THE chair of the Scottish Broadcasting Commission has said that, failing other forms of funding being sourced, the licence fee used to pay for the BBC should not be ruled out as the means to set up a new digital TV channel dedicated to ‘high-quality’ Scottish content.
Blair Jenkins was speaking at a conference today, in Glasgow, on the future of the Scottish broadcasting, 18 months after his commission recommended the setting up of a Scottish Digital Network, which has received widespread backing – including unanimously at the Scottish Parliament – but which has yet to secure the estimated £75 million-a-year required to get it off the ground.
The former head of news and current affairs at BBC Scotland restated his commission’s preferred option for funding – from Westminster, from revenue generated by an auction of ‘cleared broadcasting spectrum’ once TV signals are switched from analogue to digital in two year’s time – but he said that the licence fee should not be immune from being a possible alternative source of funds.
In a speech published here, he said: “The SBC estimated the annual costs of the Scottish Network at £75 million. It is a lot of money, but proportionate when you put it in context. My preferred option is to get the funding out of the proceeds of the auction of cleared broadcasting spectrum once digital switchover is completed in 2012. That auction will raise billions of pounds for the Treasury and of course the bundles of highly-attractive bandwidth belong to all of us. They are a public asset. They are also a UK-wide asset – so correcting the Scottish public service deficit seems like a fair use for a fair share of this windfall.
“However, if there is to be no new or additional funding for public service broadcasting, then we have to consider funding the new Scottish Digital Network out of the television licence fee. And with the revenue from that source totaling about £3.6 billion every year, £75 million doesn’t look like such a big number any more – in fact, not much more than two per cent of the total licence fee income.

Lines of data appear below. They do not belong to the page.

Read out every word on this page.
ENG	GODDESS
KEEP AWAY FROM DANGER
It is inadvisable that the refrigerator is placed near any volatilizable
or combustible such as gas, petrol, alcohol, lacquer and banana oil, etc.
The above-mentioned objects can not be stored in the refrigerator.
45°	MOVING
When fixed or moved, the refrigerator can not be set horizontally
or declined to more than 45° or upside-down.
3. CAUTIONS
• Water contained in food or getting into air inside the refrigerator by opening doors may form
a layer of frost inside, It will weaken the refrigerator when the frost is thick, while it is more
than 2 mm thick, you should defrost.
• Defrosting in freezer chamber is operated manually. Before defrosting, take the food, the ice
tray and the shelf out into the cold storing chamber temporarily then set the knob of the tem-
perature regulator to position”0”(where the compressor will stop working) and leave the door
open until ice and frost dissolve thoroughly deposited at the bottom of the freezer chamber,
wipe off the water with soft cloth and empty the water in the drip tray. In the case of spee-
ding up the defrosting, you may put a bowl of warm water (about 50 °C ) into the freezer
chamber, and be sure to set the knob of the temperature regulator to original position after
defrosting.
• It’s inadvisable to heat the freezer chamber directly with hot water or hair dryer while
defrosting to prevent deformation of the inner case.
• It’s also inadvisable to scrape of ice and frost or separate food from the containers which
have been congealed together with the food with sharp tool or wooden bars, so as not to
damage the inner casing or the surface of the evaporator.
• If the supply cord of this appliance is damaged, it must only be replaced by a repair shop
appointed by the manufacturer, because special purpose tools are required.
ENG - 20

In that context, it is not tenable to say that the Scottish Digital Network is something we can’t afford to have.”
The conference was organised jointly by the Saltire Society and the Scottish Government, with Scottish Minister, Fiona Hyslop, the keynote speaker.
Added Jenkins: “Right now the UK government is pushing ahead with top-slicing the licence fee to fund the continuation of regional news on ITV. It remains to be seen whether that finally goes ahead, but the really important point is that for the first time we have government saying explicitly that the BBC has no exclusive rights to the licence fee and that it can be used for other public service purposes – which is already the position in Ireland, where seven per cent of the licence fee money does not go to RTE, but goes towards PSB content on other broadcasters. And in places like Germany the licence fee has always been shared.
“Now we said in our final report that the BBC is the main pillar of public service broadcasting in the UK and that every other country would love to have it. Personally, I believe that very deeply, but there is a difference between being the main pillar and being the only pillar. In Scotland at the moment we are facing a one pillar future. We need choice and competition, not monopoly, so the licence fee cannot be ruled out as a source of funding.”